Quarta giornata a Teatri di Vetro: le parole sono importanti…

Compagnia I margini - Il bello degli animale è che ti voglione bene senza chiedere nient
Compagnia I margini – Il bello degli animale è che ti voglione bene senza chiedere niente

Le parole sono importanti, diceva qualcuno tempo addietro.

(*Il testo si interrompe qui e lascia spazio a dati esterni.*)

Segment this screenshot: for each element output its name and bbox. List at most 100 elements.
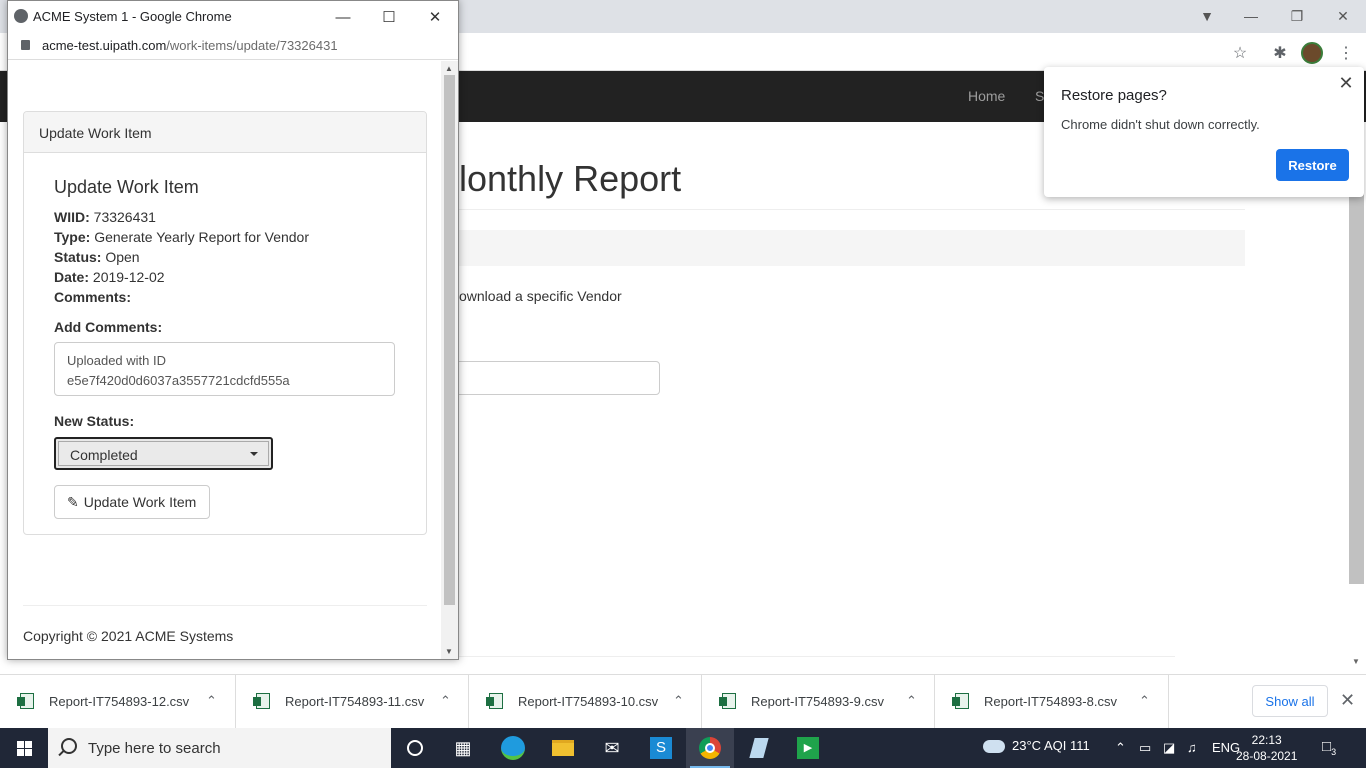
restore-pages-bubble: Restore pages? Chrome didn't shut down c… (1044, 67, 1364, 197)
popup-page-content: Update Work Item Update Work Item WIID: … (8, 61, 441, 659)
caret-down-icon (250, 452, 258, 456)
mail-icon[interactable]: ✉ (588, 728, 636, 768)
minimize-button[interactable]: — (328, 6, 358, 28)
download-item[interactable]: Report-IT754893-9.csv ⌃ (702, 675, 935, 729)
network-icon[interactable]: ▭ (1139, 740, 1151, 756)
add-comments-label: Add Comments: (54, 319, 163, 335)
status-value: Open (105, 249, 140, 265)
chrome-taskbar-icon[interactable] (686, 728, 734, 768)
download-filename: Report-IT754893-9.csv (751, 694, 884, 709)
clock[interactable]: 22:13 28-08-2021 (1236, 732, 1297, 764)
copyright-text: Copyright © 2021 ACME Systems (23, 628, 234, 644)
lock-icon (21, 40, 30, 50)
update-work-item-panel: Update Work Item Update Work Item WIID: … (23, 111, 427, 535)
add-comments-textarea[interactable]: Uploaded with ID e5e7f420d0d6037a3557721… (54, 342, 395, 396)
uipath-studio-icon[interactable]: S (637, 728, 685, 768)
taskbar-search-box[interactable]: Type here to search (48, 728, 391, 768)
profile-menu-icon[interactable]: ▼ (1184, 4, 1230, 28)
popup-titlebar: ACME System 1 - Google Chrome — ☐ ✕ (8, 1, 458, 32)
search-icon (61, 738, 77, 754)
download-filename: Report-IT754893-10.csv (518, 694, 659, 709)
new-status-select[interactable]: Completed (54, 437, 273, 470)
comments-label: Comments: (54, 289, 132, 305)
maximize-button[interactable]: ☐ (374, 6, 404, 28)
type-value: Generate Yearly Report for Vendor (94, 229, 310, 245)
scroll-down-arrow-icon[interactable]: ▼ (445, 647, 453, 656)
cloud-icon (983, 740, 1005, 754)
page-description: ownload a specific Vendor (459, 288, 622, 304)
cortana-icon[interactable] (391, 728, 439, 768)
excel-file-icon (17, 693, 34, 709)
acme-popup-window: ACME System 1 - Google Chrome — ☐ ✕ acme… (7, 0, 459, 660)
restore-button[interactable]: Restore (1276, 149, 1349, 181)
windows-taskbar: Type here to search ▦ ✉ S ▶ 23°C AQI 111… (0, 728, 1366, 768)
vendor-input[interactable] (440, 361, 660, 395)
search-placeholder: Type here to search (88, 740, 221, 757)
download-item[interactable]: Report-IT754893-12.csv ⌃ (0, 675, 236, 729)
chrome-favicon-icon (14, 9, 28, 23)
notification-center-icon[interactable]: □3 (1322, 738, 1336, 757)
new-status-label: New Status: (54, 413, 135, 429)
file-explorer-icon[interactable] (539, 728, 587, 768)
download-filename: Report-IT754893-11.csv (285, 694, 425, 709)
page-scrollbar[interactable] (1349, 180, 1364, 584)
task-view-icon[interactable]: ▦ (439, 728, 487, 768)
download-item[interactable]: Report-IT754893-11.csv ⌃ (236, 675, 469, 729)
volume-icon[interactable]: ♫ (1187, 740, 1197, 755)
update-work-item-button[interactable]: ✎ Update Work Item (54, 485, 210, 519)
window-title: ACME System 1 - Google Chrome (33, 9, 232, 24)
nav-link-partial[interactable]: S (1035, 88, 1044, 104)
chevron-up-icon[interactable]: ⌃ (206, 693, 217, 709)
show-hidden-icons-chevron-icon[interactable]: ⌃ (1115, 740, 1126, 756)
date-value: 2019-12-02 (92, 269, 165, 285)
notepad-icon[interactable] (735, 728, 783, 768)
excel-file-icon (719, 693, 736, 709)
update-button-label: Update Work Item (83, 494, 197, 510)
extensions-icon[interactable]: ✱ (1268, 41, 1292, 65)
url-text[interactable]: acme-test.uipath.com/work-items/update/7… (42, 38, 338, 53)
chevron-up-icon[interactable]: ⌃ (906, 693, 917, 709)
panel-heading: Update Work Item (24, 112, 426, 153)
start-button[interactable] (0, 728, 48, 768)
scroll-down-arrow-icon[interactable]: ▼ (1352, 657, 1360, 666)
download-filename: Report-IT754893-8.csv (984, 694, 1117, 709)
selected-status: Completed (70, 447, 138, 463)
popup-scrollbar[interactable]: ▲ ▼ (441, 61, 458, 659)
restore-window-button[interactable]: ❐ (1274, 4, 1320, 28)
download-item[interactable]: Report-IT754893-8.csv ⌃ (935, 675, 1169, 729)
download-item[interactable]: Report-IT754893-10.csv ⌃ (469, 675, 702, 729)
status-label: Status: (54, 249, 102, 265)
close-downloads-icon[interactable]: ✕ (1340, 690, 1355, 711)
chevron-up-icon[interactable]: ⌃ (440, 693, 451, 709)
profile-avatar-icon[interactable] (1300, 41, 1324, 65)
weather-text: 23°C AQI 111 (1012, 738, 1090, 753)
edge-browser-icon[interactable] (489, 728, 537, 768)
chevron-up-icon[interactable]: ⌃ (673, 693, 684, 709)
wiid-value: 73326431 (93, 209, 156, 225)
scroll-up-arrow-icon[interactable]: ▲ (445, 64, 453, 73)
scrollbar-thumb[interactable] (444, 75, 455, 605)
address-bar[interactable]: acme-test.uipath.com/work-items/update/7… (8, 32, 458, 60)
chrome-menu-icon[interactable]: ⋮ (1334, 41, 1358, 65)
restore-message: Chrome didn't shut down correctly. (1061, 117, 1260, 132)
wiid-row: WIID: 73326431 (54, 209, 156, 225)
media-player-icon[interactable]: ▶ (784, 728, 832, 768)
form-title: Update Work Item (54, 177, 199, 197)
close-window-button[interactable]: ✕ (1320, 4, 1366, 28)
show-all-downloads-button[interactable]: Show all (1252, 685, 1328, 717)
panel-heading-text: Update Work Item (39, 125, 152, 141)
wifi-icon[interactable]: ◪ (1163, 740, 1175, 756)
close-icon[interactable]: ✕ (1336, 73, 1356, 93)
date-row: Date: 2019-12-02 (54, 269, 165, 285)
url-host: acme-test.uipath.com (42, 38, 167, 53)
clock-time: 22:13 (1251, 733, 1282, 747)
chevron-up-icon[interactable]: ⌃ (1139, 693, 1150, 709)
nav-link-home[interactable]: Home (968, 88, 1005, 104)
excel-file-icon (253, 693, 270, 709)
close-window-button[interactable]: ✕ (420, 6, 450, 28)
weather-widget[interactable]: 23°C AQI 111 (983, 738, 1090, 754)
minimize-button[interactable]: — (1228, 4, 1274, 28)
bookmark-star-icon[interactable]: ☆ (1228, 41, 1252, 65)
pencil-icon: ✎ (67, 493, 79, 510)
restore-title: Restore pages? (1061, 87, 1167, 104)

E infatti la mattina del quarto giorno di Teatri di Vetro, il giorno della ripresa, del ritorno in campo infrasettimanale dopo il fine settimana che sembrava un matrimonio napoletano: tre giorni di festa in cui conosci e balli con tutti, quella mattina con la tv distrattamente accesa ascolto Umberto Croppi su La7, che in questa città è assessore alla cultura del Comune, che dichiara il suo grande apprezzamento per tutti quei giovani che decidono, dall’estero dove stanno facendo carriera, di tornare in Italia a fare lavori umili, lui pensa con questo alto valor patrio a quei laureati in beni culturali che tornano per fare i custodi di museo (testuale!), a quei medici che tornano a far i notturni nei nostri fieri e valorosi nosocomi civili; eh sì, le parole sono importanti, in questo posto dove nel 2010, per festeggiare gli oltre dieci anni della fondazione dell’India di Mario Martone, teatro stabile della ricerca e della sperimentazione, ci si fa due stagioni (questa e la prossima) il sempreverde ottantasettenne Giorgio Albertazzi, che da direttore quasi non si accorse di questo teatro, in anni appena successivi; le parole sono importanti, in questo momento storico in cui una compagnia come quella di Mauri e Sturno chiede i finanziamenti regionali alla produzione, quelli con cui campa il piccolo teatro indipendente. Le parole sono importanti, e dalle parole riparte questo festival, in questo quarto giorno legato alla drammaturgia contemporanea.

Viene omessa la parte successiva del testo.